Al enige jaren kent de gemeente Hof van Twente het concept Veegplan buitengebied. In het veegplan worden meerdere kleinschalige verzoeken voor herziening van bestemmingsplannen gelijktijdig behandeld. Op deze manier kan de gemeente naar eigen zeggen efficiënter en dus goedkoper alle initiatieven begeleiden. Ook voor 2021 staat er weer een Veegplan op de rol. Door de veegplannen zijn mooie plannen tot uitvoering gebracht, die de kwaliteit van ons buitengebied en de leefbaarheid zeker hebben verbeterd. Toch brengt deze manier van werken naast voordelen ook nadelen met zich mee.
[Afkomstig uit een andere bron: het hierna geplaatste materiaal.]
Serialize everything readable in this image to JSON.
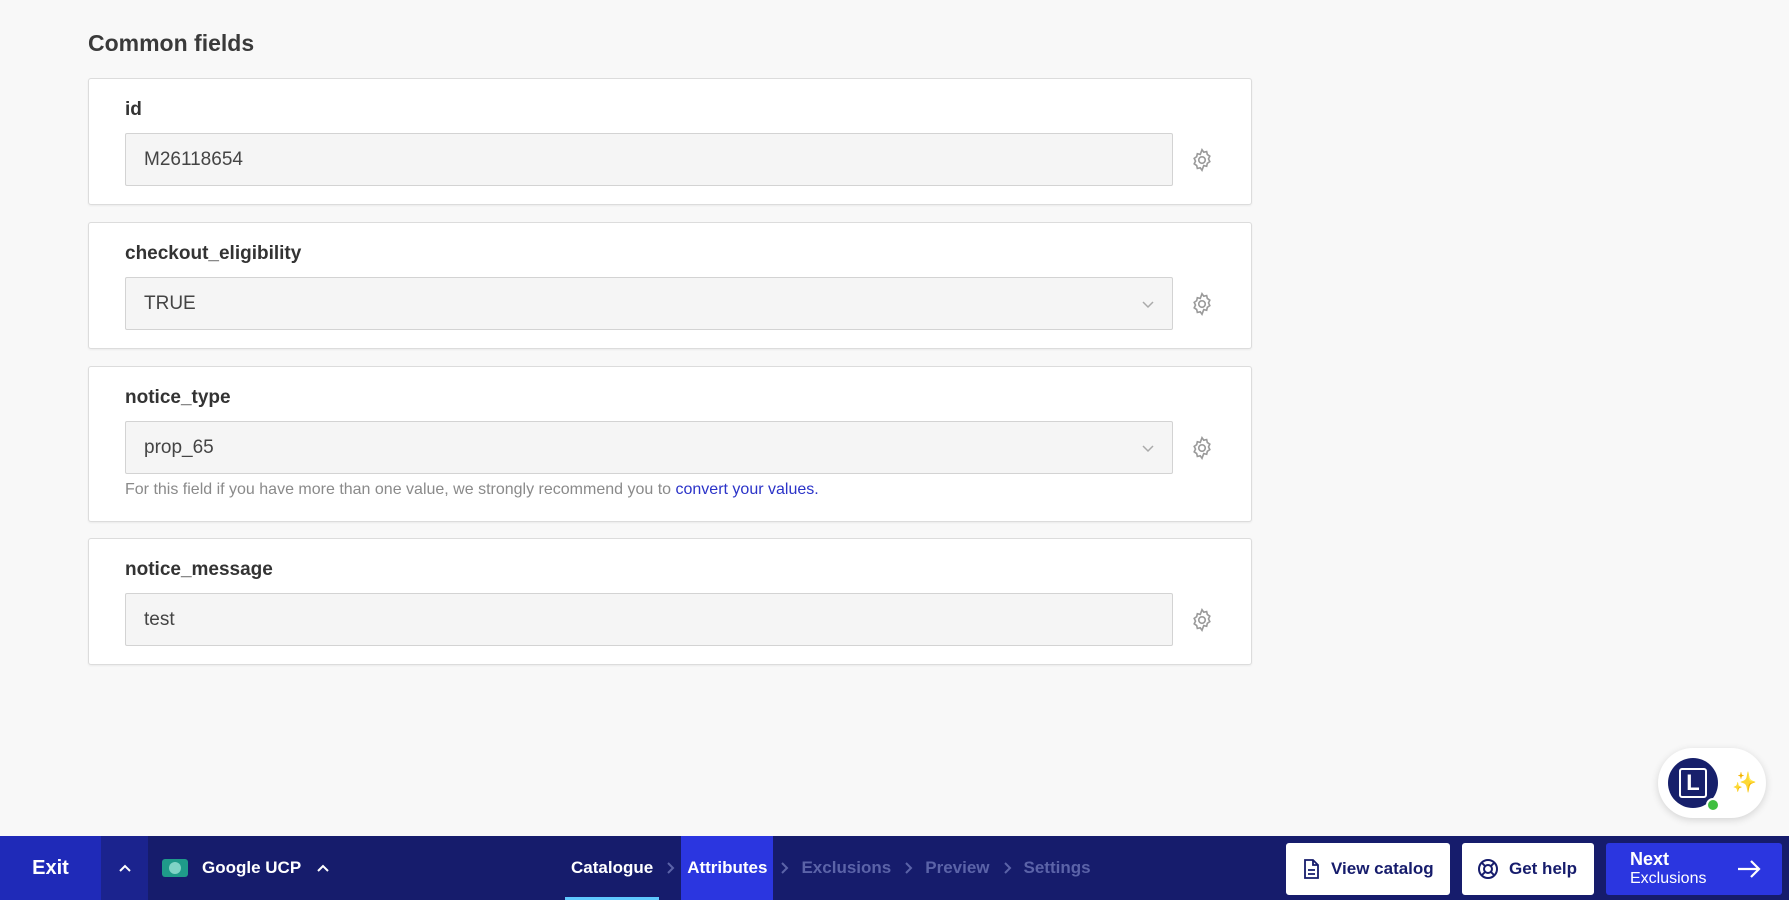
{
  "section": {
    "title": "Common fields"
  },
  "fields": [
    {
      "label": "id",
      "value": "M26118654",
      "type": "text"
    },
    {
      "label": "checkout_eligibility",
      "value": "TRUE",
      "type": "select"
    },
    {
      "label": "notice_type",
      "value": "prop_65",
      "type": "select",
      "hint": "For this field if you have more than one value, we strongly recommend you to ",
      "hint_link": "convert your values."
    },
    {
      "label": "notice_message",
      "value": "test",
      "type": "text"
    }
  ],
  "assistant": {
    "avatar_letter": "L",
    "icon": "sparkles-icon",
    "status": "online"
  },
  "bottombar": {
    "exit_label": "Exit",
    "channel_label": "Google UCP",
    "steps": [
      {
        "label": "Catalogue",
        "state": "done"
      },
      {
        "label": "Attributes",
        "state": "active"
      },
      {
        "label": "Exclusions",
        "state": "upcoming"
      },
      {
        "label": "Preview",
        "state": "upcoming"
      },
      {
        "label": "Settings",
        "state": "upcoming"
      }
    ],
    "view_catalog_label": "View catalog",
    "get_help_label": "Get help",
    "next_label": "Next",
    "next_sub_label": "Exclusions"
  },
  "colors": {
    "bar_bg": "#161c6c",
    "accent": "#2b36e0",
    "link": "#2b33c8"
  }
}
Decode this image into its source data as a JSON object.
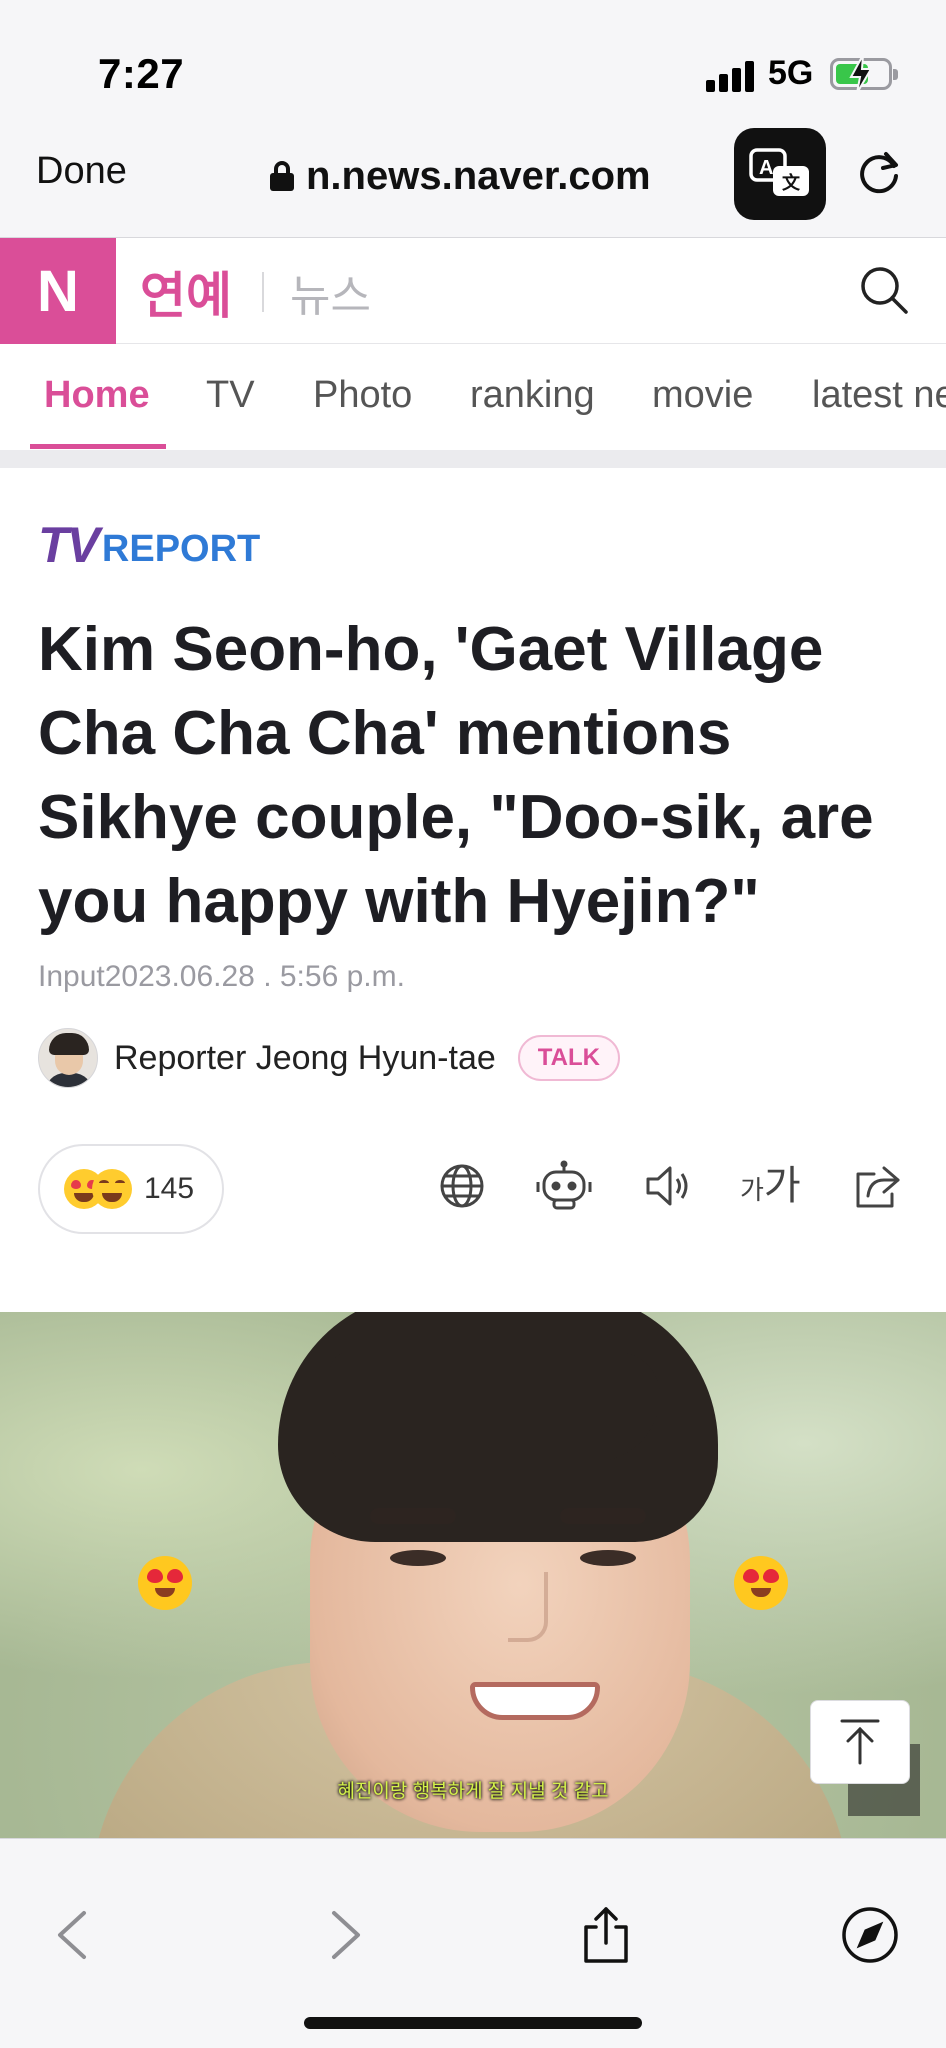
{
  "status_bar": {
    "time": "7:27",
    "network": "5G"
  },
  "browser": {
    "done_label": "Done",
    "url": "n.news.naver.com",
    "translate_icon": "translate-icon",
    "reload_icon": "reload-icon"
  },
  "site_header": {
    "logo_letter": "N",
    "section": "연예",
    "subsection": "뉴스",
    "search_icon": "search-icon",
    "brand_color": "#da4e98"
  },
  "tabs": [
    {
      "label": "Home",
      "active": true
    },
    {
      "label": "TV"
    },
    {
      "label": "Photo"
    },
    {
      "label": "ranking"
    },
    {
      "label": "movie"
    },
    {
      "label": "latest news"
    }
  ],
  "article": {
    "press": {
      "part1": "TV",
      "part2": "REPORT"
    },
    "headline": "Kim Seon-ho, 'Gaet Village Cha Cha Cha' mentions Sikhye couple, \"Doo-sik, are you happy with Hyejin?\"",
    "input_date": "Input2023.06.28 . 5:56 p.m.",
    "reporter": "Reporter Jeong Hyun-tae",
    "talk_label": "TALK",
    "reaction_count": "145",
    "font_size_label_small": "가",
    "font_size_label_large": "가",
    "photo_caption": "혜진이랑 행복하게 잘 지낼 것 같고"
  },
  "toolbar_icons": [
    "back-icon",
    "forward-icon",
    "share-icon",
    "compass-icon"
  ]
}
Ook tijdens meerdere raadsbehandelingen is gebleken dat de rol van de Raad in deze zeer beperkt is voor het al dan niet op onderdeel afwijzen van het ingediende Veegplan.

Uit meerdere ontvangen signalen vanuit inwoners zien wij dat het bij veel omwonenden niet duidelijk is dat er in hun naaste omgeving wordt meegedaan met een dergelijk Veegplan. De gemeente is duidelijk op haar website dat er draagvlak in de buurt moet zijn of omwonenden moeten tenminste worden geïnformeerd over toekomstige plannen. Toch krijgen wij signalen dat dit in de afgelopen jaren niet altijd is gebeurd en inwoners zich overvallen voelen door plannen in hun buurt. Mensen melden dat ze niet op de hoogte zijn gebracht, niet door de buren, die het betreft, en ook niet door de gemeente.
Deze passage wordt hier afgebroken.